После этих слов меняла обычно мрачнел и наотрез отказывался продолжать разговор о тех, кого племя кобольдов боялось пуще смерти.
Все это Дарин помнил. Вести разговоры с драконом он не собирался: он хотел его кое о чем попросить.
О подобном Тохта никогда даже не заикался: ему и в голову не приходило, что к дракону кто-то посмеет обратиться с просьбой.
Дарин вздохнул, собрался с силами, отбросил страх, сомнения, боль и потянулся мыслями к человеку в зеленом плаще.
Стоя на невидимой границе, которая отделяла серый пасмурный вечер от солнечного дня Лутаки, Риох склонил голову набок, будто прислушиваясь к чему-то.

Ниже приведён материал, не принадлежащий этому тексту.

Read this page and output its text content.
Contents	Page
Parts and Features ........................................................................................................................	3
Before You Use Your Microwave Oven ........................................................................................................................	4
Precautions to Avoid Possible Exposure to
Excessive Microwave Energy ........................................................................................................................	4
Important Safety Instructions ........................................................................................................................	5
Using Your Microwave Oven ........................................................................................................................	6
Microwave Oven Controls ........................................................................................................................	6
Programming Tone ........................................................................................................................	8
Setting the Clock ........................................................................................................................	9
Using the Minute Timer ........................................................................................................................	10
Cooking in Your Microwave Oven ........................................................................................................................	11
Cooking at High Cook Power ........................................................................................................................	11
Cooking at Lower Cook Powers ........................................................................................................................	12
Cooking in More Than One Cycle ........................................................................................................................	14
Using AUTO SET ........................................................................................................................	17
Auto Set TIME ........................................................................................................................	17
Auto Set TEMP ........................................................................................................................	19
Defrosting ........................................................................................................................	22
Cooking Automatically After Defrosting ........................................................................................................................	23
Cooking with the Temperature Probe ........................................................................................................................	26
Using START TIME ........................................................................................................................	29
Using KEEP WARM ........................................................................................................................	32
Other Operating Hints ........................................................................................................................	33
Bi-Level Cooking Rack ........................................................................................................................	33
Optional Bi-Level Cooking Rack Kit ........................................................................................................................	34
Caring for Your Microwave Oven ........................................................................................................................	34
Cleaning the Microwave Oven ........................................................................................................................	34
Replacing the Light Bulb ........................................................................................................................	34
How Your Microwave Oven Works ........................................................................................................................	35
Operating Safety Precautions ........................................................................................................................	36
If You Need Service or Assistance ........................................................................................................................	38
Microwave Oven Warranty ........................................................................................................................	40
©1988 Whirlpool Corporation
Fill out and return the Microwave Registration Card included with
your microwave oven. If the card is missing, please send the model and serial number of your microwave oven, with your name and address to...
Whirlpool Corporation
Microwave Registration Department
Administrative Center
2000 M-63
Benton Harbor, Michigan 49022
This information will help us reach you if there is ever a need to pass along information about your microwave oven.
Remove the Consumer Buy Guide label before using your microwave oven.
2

Мгновение он колебался, затем усмехнулся, отыскал глазами человека и слегка кивнул.
Дарин заторопился, боясь, что дракон передумает, и лишь на самой черте на секунду замешкался и обернулся.
Сидевшая на земле Гингема, подняла руку и слабо помахала ему, прощаясь. Дарин шагнул за черту и исчез, точно так же, как Тохта. Мгновением позже исчез и Риох, Завеса опустилась и наступил самый обыкновенный вечер: серый и ненастный, почти осенний. Откуда-то, точно с близкого пепелища, тянуло дымом и гарью, тела убитых пропали, и ничто не напоминало больше о том, что произошло на заброшенном пустыре.
Гингема с трудом поднялась и побрела к машине.
Эпилог
Долгая золотая осень сменилась ненастьем.
Утро выдалось хмурым, серые тучи заволокли небо, по оконным стеклам струились мутные потоки воды. Мокрые полуоблетевшие тополя никли под холодным дождем.
В ярко освещенной аудитории царила полная тишина, лишь изредка шелестели страницы учебников и тетрадей. Тридцать студентов прилежно конспектировали статью, время от времени испуганно поглядывая на элегантную и невозмутимую пожилую даму, сидевшую за столом возле окна.
Об этой профессорше в университете ходили самые ужасные слухи, и даже круглые отличники тряслись от страха, являясь к ней на экзамен. Любимчиков у нее не было, и на прежние оценки внимания не обращала: будь хоть вся зачетка в пятерках. Боялись ее все: и студенты-первокурсники, и умудренные жизнью дипломники, и аспиранты, и даже молодые преподаватели. Недаром и прозвище у нее было подходящее: Гингема.
Гингема, в свою очередь, изредка посматривая на студентов, прекрасно знала, что они о ней думают, и это ее нимало не волновало. Она взглянула на часы — до конца пары оставалось еще тридцать минут — подвинула поближе папку с надписью «Экзаменационные ведомости» и принялась перебирать бумаги, откладывая в сторону те, что могли понадобиться совсем скоро. Мятый, неровно вырванный листок, вдоль и поперек исписанный крупными буквами сам собой скользнул ей в руки.
Гингема надела очки.
«Бесстрашный и опасный кобольд-одиночка не боялся ничего совсем. Хотя ему постоянно грозила опасность», — прочитала она строки, нацарапанные красным фломастером. — «Вот и сегодня — он совсем ничего не боялся».
Она долго смотрела на листок, улыбаясь воспоминаниям, потом отложила его в сторону и перевела взгляд за окно, где шумел осенний дождь и ветер вырывал зонты из рук прохожих.
Интересно, что же написал Тохта дальше? Наверное, целую историю сочинил и, сидя у камина в доме с синими ставнями, поведал ее своим друзьям: Дадалиону, Фендуляру и, конечно же, волшебному зеркалу.
Студенты, в ожидании звонка, робко посматривали на часы, кое-кто уже начал запихивать учебники в сумку — украдкой, чтобы, не дай Бог, не заметила профессор.
Но Гингеме первый раз в жизни было не до них.
Она вытащила из папки чистый лист, задумалась на мгновение, покусывая колпачок ручки, и неожиданно для себя вывела: «На лестничной клетке было темно, хоть глаз выколи: лампочка давно перегорела, новую вкручивать никто не собрался и…».